Have we reached peak DEI stupidity? 

Yes, we are well past the peak. As we explained in early March, “Both the DEI and ESG gravy trains on Wall Street are finally coming to an unceremonious end.” 

The unraveling of “diversity, equity, and inclusion” initiatives was seen on the state level, as Red states rushed to ban DEI programs in 2023. Google, Facebook, and other tech companies slashed DEI staff by late last year. Early this year, universities began rolling back diversity programs, while Harvard President Claudine Gay was demoted. 

DEI was doomed to fail, and corporations have been quickly scrambling to abandon mindless and profitless diversity programs with Marxist roots. The latest earnings call data shows that “DEI” mentions have collapsed from their peak in 2021, according to Axios, citing data from AlphaSense. 

In January, Johnny Taylor, president of the Society for Human Resource Management, told Axios that corporate executives are fed up with DEI. 

“The backlash is real. And I mean, in ways that I’ve actually never seen it before,” Taylor said, adding, “CEOs are literally putting the brakes on this DE&I work that was running strong” since George Floyd’s murder in early 2020. 
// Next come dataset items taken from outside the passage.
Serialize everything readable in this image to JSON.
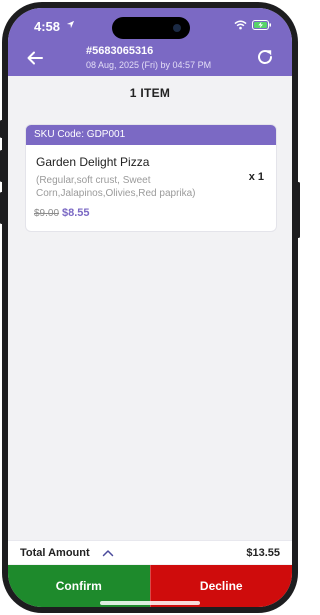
{
  "status_bar": {
    "time": "4:58",
    "icons": [
      "location-arrow-icon",
      "wifi-icon",
      "battery-charging-icon"
    ]
  },
  "header": {
    "order_number": "#5683065316",
    "order_datetime": "08 Aug, 2025 (Fri) by 04:57 PM",
    "back_icon": "back-arrow-icon",
    "refresh_icon": "refresh-icon"
  },
  "items_heading": "1 ITEM",
  "items": [
    {
      "sku_label": "SKU Code: GDP001",
      "name": "Garden Delight Pizza",
      "options": "(Regular,soft crust, Sweet Corn,Jalapinos,Olivies,Red paprika)",
      "quantity": "x 1",
      "original_price": "$9.00",
      "price": "$8.55"
    }
  ],
  "footer": {
    "total_label": "Total Amount",
    "total_value": "$13.55",
    "expand_icon": "chevron-up-icon",
    "confirm_label": "Confirm",
    "decline_label": "Decline"
  },
  "colors": {
    "header": "#7b69c4",
    "confirm": "#1e8a2c",
    "decline": "#cf0c0c",
    "price": "#7b69c4"
  }
}
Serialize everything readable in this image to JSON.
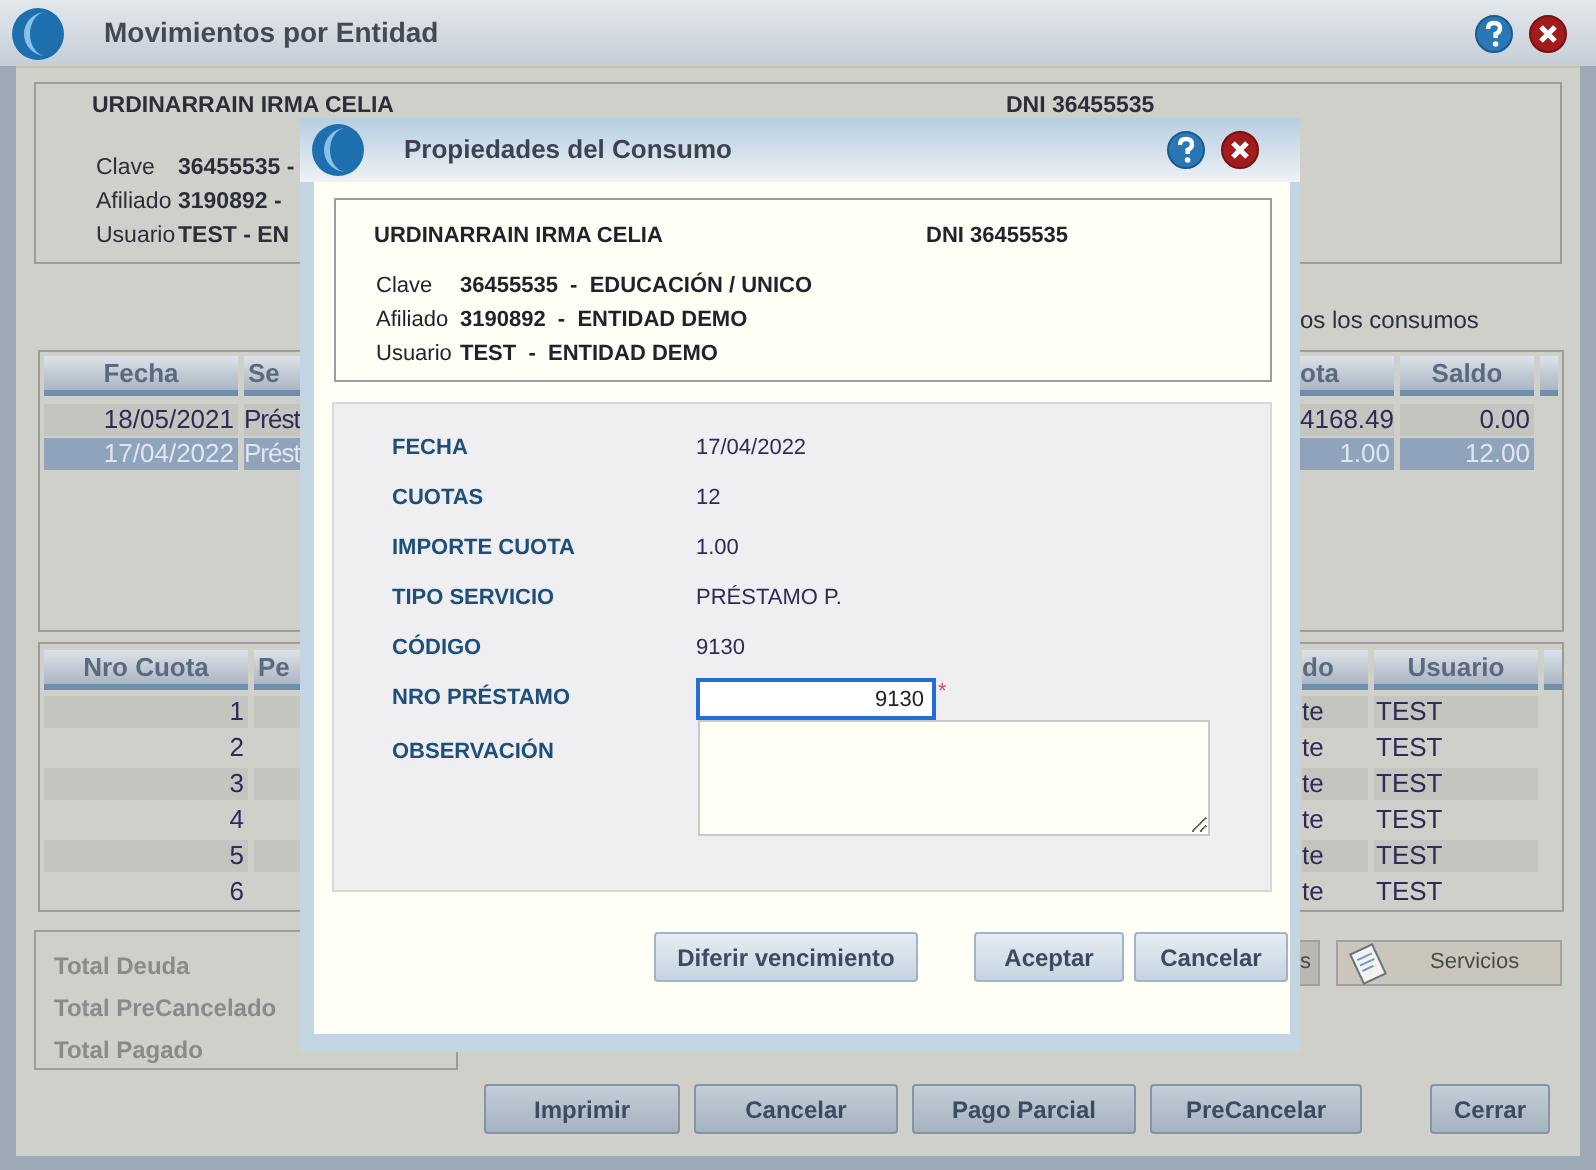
{
  "window": {
    "title": "Movimientos por Entidad"
  },
  "entity": {
    "name": "URDINARRAIN IRMA CELIA",
    "dni": "DNI 36455535",
    "rows": [
      {
        "label": "Clave",
        "value": "36455535 -"
      },
      {
        "label": "Afiliado",
        "value": "3190892 -"
      },
      {
        "label": "Usuario",
        "value": "TEST - EN"
      }
    ]
  },
  "filter_text": "os los consumos",
  "movements": {
    "columns": [
      "Fecha",
      "Se",
      "ota",
      "Saldo"
    ],
    "rows": [
      {
        "cells": [
          "18/05/2021",
          "Prést",
          "4168.49",
          "0.00"
        ],
        "selected": false
      },
      {
        "cells": [
          "17/04/2022",
          "Prést",
          "1.00",
          "12.00"
        ],
        "selected": true
      }
    ]
  },
  "installments": {
    "columns": [
      "Nro Cuota",
      "Pe",
      "do",
      "Usuario"
    ],
    "rows": [
      {
        "nro": "1",
        "column_3": "te",
        "usuario": "TEST"
      },
      {
        "nro": "2",
        "column_3": "te",
        "usuario": "TEST"
      },
      {
        "nro": "3",
        "column_3": "te",
        "usuario": "TEST"
      },
      {
        "nro": "4",
        "column_3": "te",
        "usuario": "TEST"
      },
      {
        "nro": "5",
        "column_3": "te",
        "usuario": "TEST"
      },
      {
        "nro": "6",
        "column_3": "te",
        "usuario": "TEST"
      }
    ]
  },
  "totals": [
    "Total Deuda",
    "Total PreCancelado",
    "Total Pagado"
  ],
  "side_buttons": [
    {
      "label": "s",
      "kind": "plain"
    },
    {
      "label": "Servicios",
      "kind": "icon"
    }
  ],
  "buttons": [
    "Imprimir",
    "Cancelar",
    "Pago Parcial",
    "PreCancelar",
    "Cerrar"
  ],
  "dialog": {
    "title": "Propiedades del Consumo",
    "header": {
      "name": "URDINARRAIN IRMA CELIA",
      "dni": "DNI 36455535",
      "rows": [
        {
          "label": "Clave",
          "value": "36455535  -  EDUCACIÓN / UNICO"
        },
        {
          "label": "Afiliado",
          "value": "3190892  -  ENTIDAD DEMO"
        },
        {
          "label": "Usuario",
          "value": "TEST  -  ENTIDAD DEMO"
        }
      ]
    },
    "fields": [
      {
        "label": "FECHA",
        "kind": "text",
        "value": "17/04/2022"
      },
      {
        "label": "CUOTAS",
        "kind": "text",
        "value": "12"
      },
      {
        "label": "IMPORTE CUOTA",
        "kind": "text",
        "value": "1.00"
      },
      {
        "label": "TIPO SERVICIO",
        "kind": "text",
        "value": "PRÉSTAMO P."
      },
      {
        "label": "CÓDIGO",
        "kind": "text",
        "value": "9130"
      },
      {
        "label": "NRO PRÉSTAMO",
        "kind": "input",
        "value": "9130",
        "required_mark": "*",
        "focused": true
      },
      {
        "label": "OBSERVACIÓN",
        "kind": "textarea"
      }
    ],
    "buttons": [
      "Diferir vencimiento",
      "Aceptar",
      "Cancelar"
    ]
  }
}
Kevin Clayton, senior vice president and head of social impact and equity for the Cleveland Cavaliers, said the chief diversity officer role was all the rage across corporate America after Floyd’s murder. He said companies filled these positions “out of gilt,” and hiring wasn’t the best. 

Boeing has figured out this the hard way… 

Axios noted, “Some businesses are cutting back funding, trimming DEI staff — and even considering pulling back on things like employee resource groups comprised of workers of various races, ethnicities or interests.” 

The pushback on DEI is finding momentum across corporations and universities. Subha Barry, former head of diversity at Merrill Lynch, told Bloomberg last month: “We’re past the peak.”

“The seemingly small changes — lawyerly tweaks, executives call them — are starting to add up to something big: the end of a watershed era for diversity in the U.S. workplace, and the start of a new, uncertain one,” per Bloomberg.

If it’s DEI or ESG, the blowback phase is well underway. Companies are running away from these diverse and green programs because, simply, they don’t make money.